Assume your book has been filed under "Ages 8 to 12" in the children's section, perhaps by mistake, perhaps not. How horrified do you imagine a child would be after reading your book, and why? How many years of therapy would the child take to recover from the experience?

K.J. Bishop: Given that the book is full of violence and drug use and contains sex scenes and coarse language, I imagine that kids would probably think it was cool, if they weren't too bored by the long philosophical discussions. And there's a cute puppy in it.

Minsoo Kang: After reading the book, the child would find himself deprived of the ability to become an ironic realist. Therapy would be completely ineffectual in helping the child recover, so he or she would have to be sent to an institution for at least two years during which he or she would be subjected to the radical and morally questionable treatment known as the M.F.A. program.

If no one buys your book and you are unable to continue publishing your fiction due to the intense vilification that occurs in the media, what line of work will you go into?

K.J. Bishop: Village idiot.

Minsoo Kang: I have a day job as a professor of European history, so I would just write history books, but in order to make some extra cash until I get tenure, I would also adopt a penname and write novels on how-my-Asian-mother-drove-me-nuts-until-I-found-out-all-the-terrible-things-she-went-through-in-the-old-country-and-learned-to-be-less-neurotic-about-my-Asian-identity-and-married-a-white-man-because-Asian-men-are-too-uptight, because Americans can’t seem to get enough of them.

(Evil Monkey: "Jeff--did you have anything to do with this?" Jeff: "I will not rest until I have written a secret life for every American.
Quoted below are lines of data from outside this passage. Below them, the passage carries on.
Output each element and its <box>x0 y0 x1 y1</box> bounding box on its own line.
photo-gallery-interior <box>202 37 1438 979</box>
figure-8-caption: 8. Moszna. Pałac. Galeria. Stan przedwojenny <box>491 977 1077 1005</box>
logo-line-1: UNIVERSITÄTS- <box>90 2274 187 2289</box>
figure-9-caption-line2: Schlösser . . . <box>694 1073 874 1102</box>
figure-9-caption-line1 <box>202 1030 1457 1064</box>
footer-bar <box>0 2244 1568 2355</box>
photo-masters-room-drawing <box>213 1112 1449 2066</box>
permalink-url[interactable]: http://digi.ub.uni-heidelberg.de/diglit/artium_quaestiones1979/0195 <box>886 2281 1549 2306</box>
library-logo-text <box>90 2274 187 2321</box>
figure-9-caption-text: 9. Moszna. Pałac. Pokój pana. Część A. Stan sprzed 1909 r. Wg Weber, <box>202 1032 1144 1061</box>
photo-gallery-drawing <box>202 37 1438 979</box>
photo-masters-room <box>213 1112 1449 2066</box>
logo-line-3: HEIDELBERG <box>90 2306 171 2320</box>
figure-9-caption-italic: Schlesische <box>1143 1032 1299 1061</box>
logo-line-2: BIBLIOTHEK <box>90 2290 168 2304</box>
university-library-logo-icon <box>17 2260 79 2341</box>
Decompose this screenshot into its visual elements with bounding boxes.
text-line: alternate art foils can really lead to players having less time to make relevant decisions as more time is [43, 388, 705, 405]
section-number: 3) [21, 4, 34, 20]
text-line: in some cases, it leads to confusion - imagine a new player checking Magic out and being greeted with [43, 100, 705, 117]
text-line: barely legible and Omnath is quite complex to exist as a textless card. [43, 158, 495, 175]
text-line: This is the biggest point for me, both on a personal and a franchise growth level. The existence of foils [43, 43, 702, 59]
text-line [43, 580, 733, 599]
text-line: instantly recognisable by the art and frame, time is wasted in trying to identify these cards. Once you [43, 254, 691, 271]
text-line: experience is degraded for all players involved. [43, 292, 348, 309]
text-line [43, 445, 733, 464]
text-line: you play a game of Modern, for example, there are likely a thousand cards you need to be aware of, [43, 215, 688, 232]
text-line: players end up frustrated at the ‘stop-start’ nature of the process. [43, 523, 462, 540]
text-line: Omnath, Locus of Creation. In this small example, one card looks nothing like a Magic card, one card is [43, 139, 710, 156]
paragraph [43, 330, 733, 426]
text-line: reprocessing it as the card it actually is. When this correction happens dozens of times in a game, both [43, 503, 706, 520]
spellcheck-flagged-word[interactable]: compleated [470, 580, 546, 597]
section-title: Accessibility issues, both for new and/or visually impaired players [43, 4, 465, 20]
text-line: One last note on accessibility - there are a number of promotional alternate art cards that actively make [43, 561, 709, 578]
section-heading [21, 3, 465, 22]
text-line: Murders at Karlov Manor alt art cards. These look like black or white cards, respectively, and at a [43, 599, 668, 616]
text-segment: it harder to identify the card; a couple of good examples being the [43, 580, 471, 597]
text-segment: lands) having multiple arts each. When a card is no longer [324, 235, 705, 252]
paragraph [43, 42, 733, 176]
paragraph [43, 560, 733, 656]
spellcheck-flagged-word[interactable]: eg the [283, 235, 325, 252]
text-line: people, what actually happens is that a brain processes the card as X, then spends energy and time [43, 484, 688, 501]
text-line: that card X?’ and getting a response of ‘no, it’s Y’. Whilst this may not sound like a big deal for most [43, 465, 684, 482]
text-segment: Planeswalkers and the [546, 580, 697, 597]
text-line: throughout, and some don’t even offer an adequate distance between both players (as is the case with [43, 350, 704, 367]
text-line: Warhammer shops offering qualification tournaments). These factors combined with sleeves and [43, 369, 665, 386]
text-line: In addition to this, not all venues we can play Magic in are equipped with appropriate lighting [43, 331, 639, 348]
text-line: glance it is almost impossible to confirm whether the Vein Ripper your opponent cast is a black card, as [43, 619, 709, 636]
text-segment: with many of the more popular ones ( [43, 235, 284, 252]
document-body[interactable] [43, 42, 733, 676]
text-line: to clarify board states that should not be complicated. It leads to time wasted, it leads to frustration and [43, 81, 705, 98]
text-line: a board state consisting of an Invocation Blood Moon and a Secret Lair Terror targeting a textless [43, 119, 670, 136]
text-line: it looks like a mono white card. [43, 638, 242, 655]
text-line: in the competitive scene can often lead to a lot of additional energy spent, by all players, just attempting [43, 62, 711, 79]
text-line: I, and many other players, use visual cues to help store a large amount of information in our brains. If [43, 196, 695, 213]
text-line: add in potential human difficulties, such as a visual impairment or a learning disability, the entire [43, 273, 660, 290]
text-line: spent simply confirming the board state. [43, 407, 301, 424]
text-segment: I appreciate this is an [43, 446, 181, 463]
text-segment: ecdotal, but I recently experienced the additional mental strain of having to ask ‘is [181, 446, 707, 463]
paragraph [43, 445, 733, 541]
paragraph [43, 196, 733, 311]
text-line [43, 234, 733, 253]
It was my campaign pledge, and I plan to honor it." Evil Monkey: "Whatever. Say, gotten any further on Flights or that Circus in Winter collection--or even on the Crowley stories?" Jeff: "I hate you, Evil Monkey, with the hatred of a thousand white-hot suns channeled through a single magnifying glass.")

2 Comments:

At 6:04 PM, Anonymous Anonymous said...

Do you know if Kang Minsoo's book will be released in Korea by another publisher or is it only being released by Prime?
Matt

 
At 4:34 PM, Anonymous Anonymous said...

Matt,
No plans to publish in Korea, since I wrote all the stories in English. Not much of a market in Korea for fantastic-experimental fiction (not much of one for Asian writers in the United States, for that matter), though I would very much like to introduce the best of post-realist Korean fiction to English readers once I find the time to do some translation work. Works by great writers like Jang Jeongil, Bok Geoil, and Ha Ilji.